Final note: I also dropped a few hints at the end of the podcast to EASY ways in which coaches can win free gear like drones and sideline replay systems. If you can hang in there until the end, the reward is there for you.


2. Using Performance Grading in the High School Strength Program (TeamBuildr)

We just did a story on Tony Holler’s “Feed the Cats” philosophy and this coach shares the same approach to strength training.

Lee Weber is the head football coach and strength coach at Rose Hill High School in Kansas. He is an original member and Kansas State Director of the National High School Strength Coaches Association (NHSSCA).

He grades his athletes on their attitude as well as their performance.

While participation and readiness for class comprise the bulk of a student’s grade in my class, I realized very quickly that performance has to play a factor in a grade in physical education or strength training classes. Performance on assessments is something that we have in mathematics, language arts, and science classes, but for some reason, even the best of the physical education and strength world avoid grading on performance as if it were taboo. I do not. People who are athletes and great at physical skills should not have to apologize for being good at physical activity nor should we lower the bar completely for students by basing our assessments in a physical activity based class purely on participation and the ability to pull on gym shorts, a t-shirt, and tennis shoes every day.
The first way in which Weber grades does not favor the stronger or more athletic players. It tips the scales to balance in favor of the most motivated players.
First, let’s explain the framework of grading in my class. Each student receives 4 points daily. For years, I was a proponent of a 10 point daily grading system, but I was convinced to move to a 4 point scale as it is a more fair grading philosophy. My four criteria for the 4 points are as follows:
  • 1 point = Readiness
  • 1 point = Effort
  • 1 point = Attitude
  • 1 point = Load

However, Weber does also account for max lifts, like most other strength coaches.

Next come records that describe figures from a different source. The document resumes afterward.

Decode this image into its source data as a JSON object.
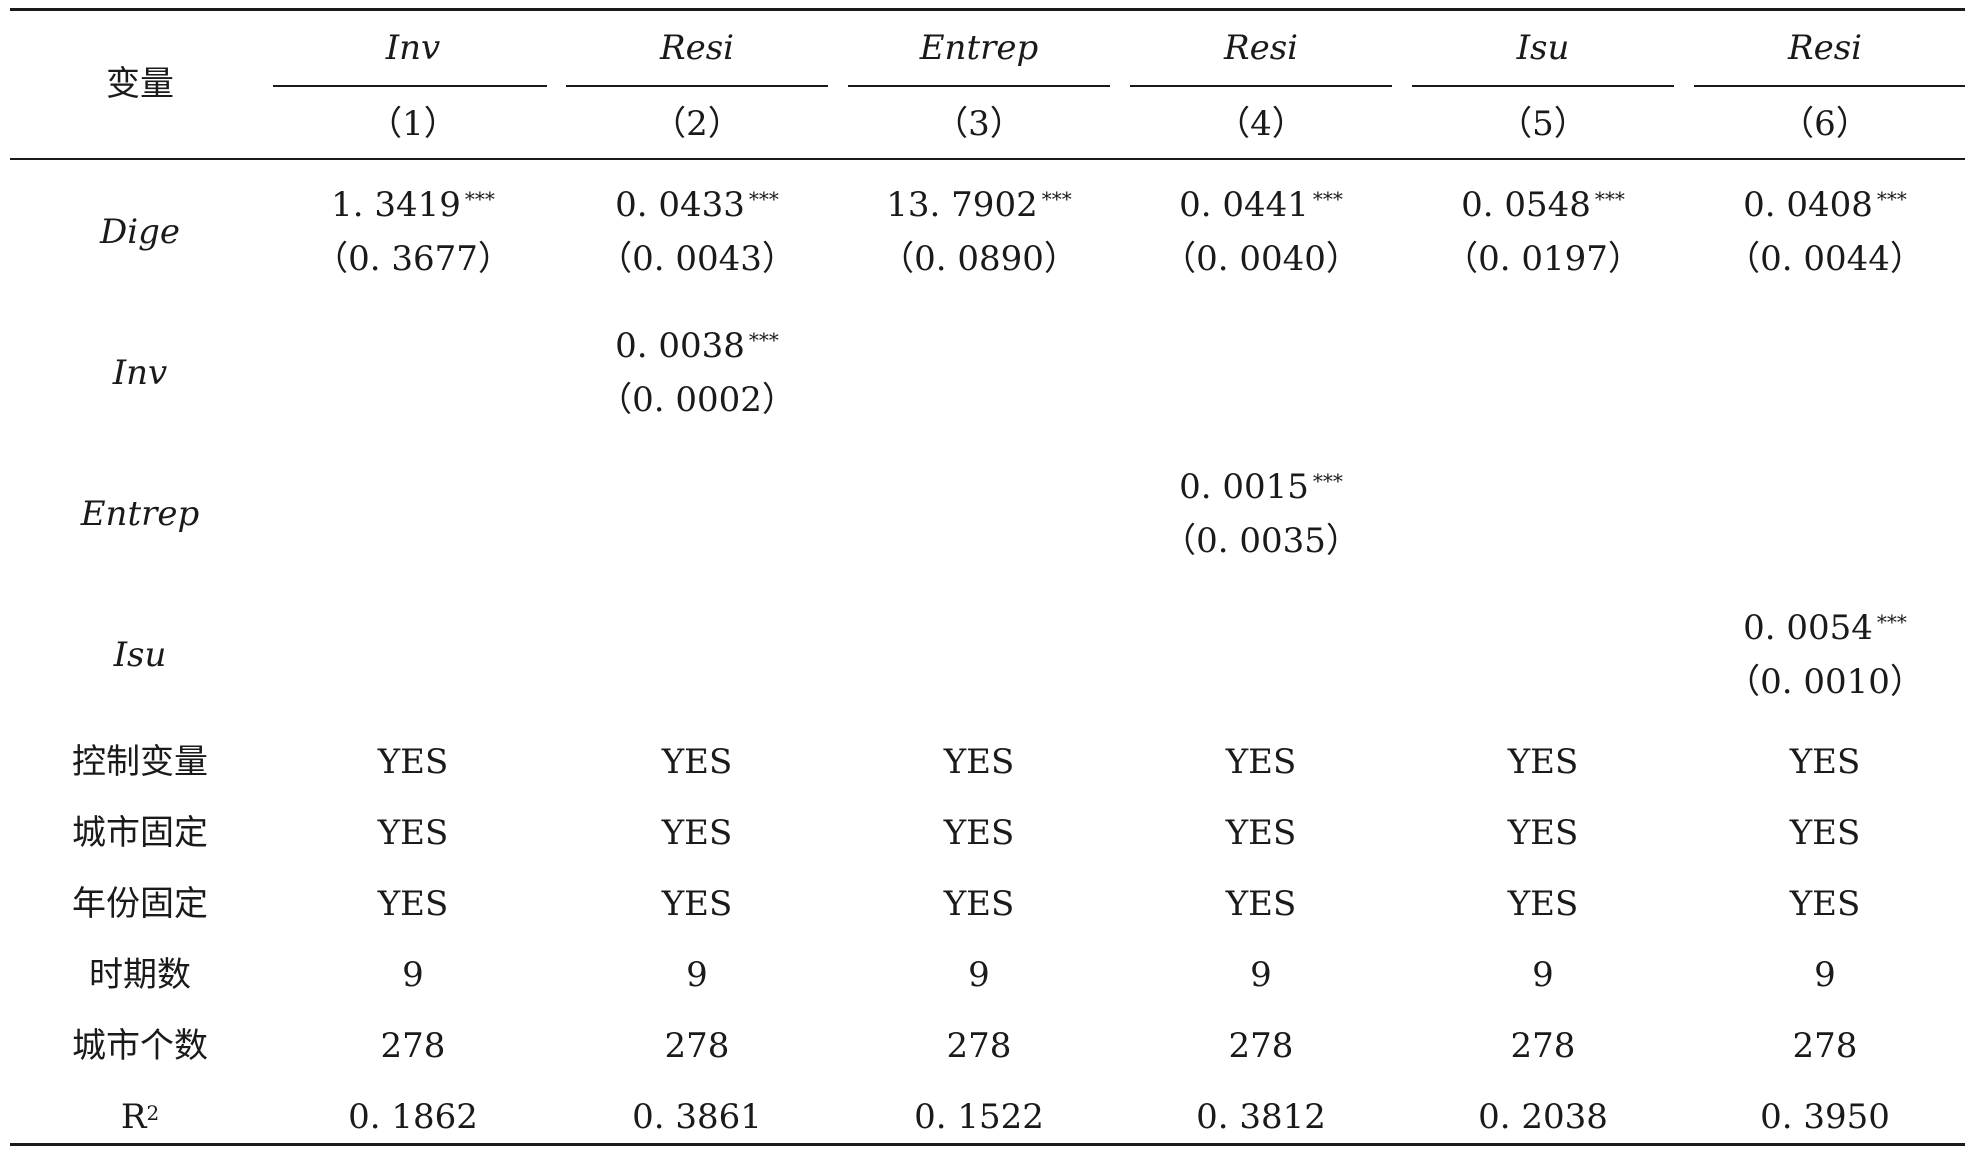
{
  "header": {
    "variable_label": "变量",
    "columns": [
      {
        "name": "Inv",
        "number": "（1）"
      },
      {
        "name": "Resi",
        "number": "（2）"
      },
      {
        "name": "Entrep",
        "number": "（3）"
      },
      {
        "name": "Resi",
        "number": "（4）"
      },
      {
        "name": "Isu",
        "number": "（5）"
      },
      {
        "name": "Resi",
        "number": "（6）"
      }
    ]
  },
  "rows": {
    "dige": {
      "label": "Dige",
      "coefs": [
        "1. 3419",
        "0. 0433",
        "13. 7902",
        "0. 0441",
        "0. 0548",
        "0. 0408"
      ],
      "stars": [
        "***",
        "***",
        "***",
        "***",
        "***",
        "***"
      ],
      "se": [
        "（0. 3677）",
        "（0. 0043）",
        "（0. 0890）",
        "（0. 0040）",
        "（0. 0197）",
        "（0. 0044）"
      ]
    },
    "inv": {
      "label": "Inv",
      "coef": "0. 0038",
      "stars": "***",
      "se": "（0. 0002）"
    },
    "entrep": {
      "label": "Entrep",
      "coef": "0. 0015",
      "stars": "***",
      "se": "（0. 0035）"
    },
    "isu": {
      "label": "Isu",
      "coef": "0. 0054",
      "stars": "***",
      "se": "（0. 0010）"
    },
    "controls": {
      "label": "控制变量",
      "values": [
        "YES",
        "YES",
        "YES",
        "YES",
        "YES",
        "YES"
      ]
    },
    "city_fe": {
      "label": "城市固定",
      "values": [
        "YES",
        "YES",
        "YES",
        "YES",
        "YES",
        "YES"
      ]
    },
    "year_fe": {
      "label": "年份固定",
      "values": [
        "YES",
        "YES",
        "YES",
        "YES",
        "YES",
        "YES"
      ]
    },
    "periods": {
      "label": "时期数",
      "values": [
        "9",
        "9",
        "9",
        "9",
        "9",
        "9"
      ]
    },
    "cities": {
      "label": "城市个数",
      "values": [
        "278",
        "278",
        "278",
        "278",
        "278",
        "278"
      ]
    },
    "r2": {
      "label_base": "R",
      "label_sup": "2",
      "values": [
        "0. 1862",
        "0. 3861",
        "0. 1522",
        "0. 3812",
        "0. 2038",
        "0. 3950"
      ]
    }
  }
}
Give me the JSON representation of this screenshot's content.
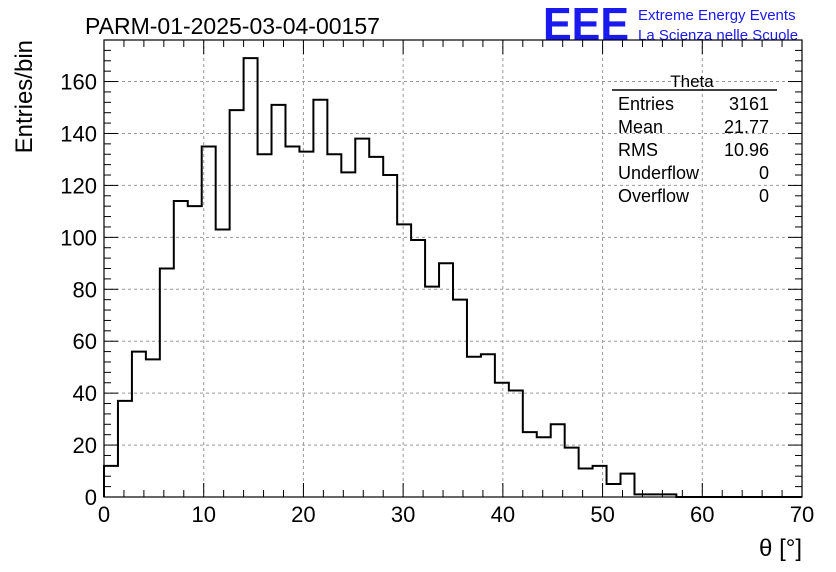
{
  "chart_data": {
    "type": "bar",
    "title": "PARM-01-2025-03-04-00157",
    "xlabel": "θ [°]",
    "ylabel": "Entries/bin",
    "xlim": [
      0,
      70
    ],
    "ylim": [
      0,
      176
    ],
    "bin_width": 1.4,
    "x_ticks": [
      0,
      10,
      20,
      30,
      40,
      50,
      60,
      70
    ],
    "y_ticks": [
      0,
      20,
      40,
      60,
      80,
      100,
      120,
      140,
      160
    ],
    "grid": true,
    "values": [
      12,
      37,
      56,
      53,
      88,
      114,
      112,
      135,
      103,
      149,
      169,
      132,
      151,
      135,
      133,
      153,
      132,
      125,
      138,
      131,
      124,
      105,
      99,
      81,
      90,
      76,
      54,
      55,
      44,
      41,
      25,
      23,
      28,
      19,
      11,
      12,
      5,
      9,
      1,
      1,
      1,
      0,
      0,
      0,
      0,
      0,
      0,
      0,
      0,
      0
    ],
    "stats": {
      "title": "Theta",
      "rows": [
        {
          "label": "Entries",
          "value": "3161"
        },
        {
          "label": "Mean",
          "value": "21.77"
        },
        {
          "label": "RMS",
          "value": "10.96"
        },
        {
          "label": "Underflow",
          "value": "0"
        },
        {
          "label": "Overflow",
          "value": "0"
        }
      ]
    },
    "logo": {
      "mark": "EEE",
      "line1": "Extreme Energy Events",
      "line2": "La Scienza nelle Scuole",
      "color": "#1a1aee"
    }
  }
}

Our summative assessment or final is what most people would commonly call “maxing out.” We have a battery of tests that we perform because I have identified these as measures that we think best evaluates our program and our athletes. Our tests are as follows:
Vertical Leap
Pro Agility Test
Flying 10M Dash
20M Dash
Just Jump 4 Jump Test or Broad Jump
Bench Press 1 Rep Max
Squat 1 Rep Max
Power Clean 1 Rep Max


What is the benefit of recording and posting your players’ results in the weight room?

3. The NFHS Voice: Recognition and Thanks – Not Abuse – Needed for High School Officials (National Federation of State High School Associations)

This one struck a cord for us because we published an entire edition on addressing this issue in high school football. Officials in every sport — particularly high school football — are leaving the profession due to the abuse they take from parents and coaches.

The NFHS President weighs in on this issue in this column with some good news from the 2019 season.

Last fall, we reported on a growing shortage of officials nationwide – even reaching a crisis stage in some areas as games were being cancelled. Through a nationwide recruitment effort, progress is being made in attracting more people to the high school officiating avocation.
Thanks to the NFHS’ #BecomeAnOfficial campaign that was launched in the spring of 2017, more than 4,000 men and women across the country have registered and become certified officials.

Unfortunately, the number of officials leaving the profession makes it difficult to sustain growth in the officiating ranks.

If efforts by the NFHS at the national level – and others at state and local levels – to attract more people to officiating are to be successful, unsportsmanlike behavior on the part of parents and other fans must cease or we will lose some of these new officials within two years.
While we recognize the task of improving the culture at high school events is challenging and is one more item on the busy plates of school administrators, it is essential if we are to retain officials.


What are you doing to try to improve the relationship between coaches, parents and officials?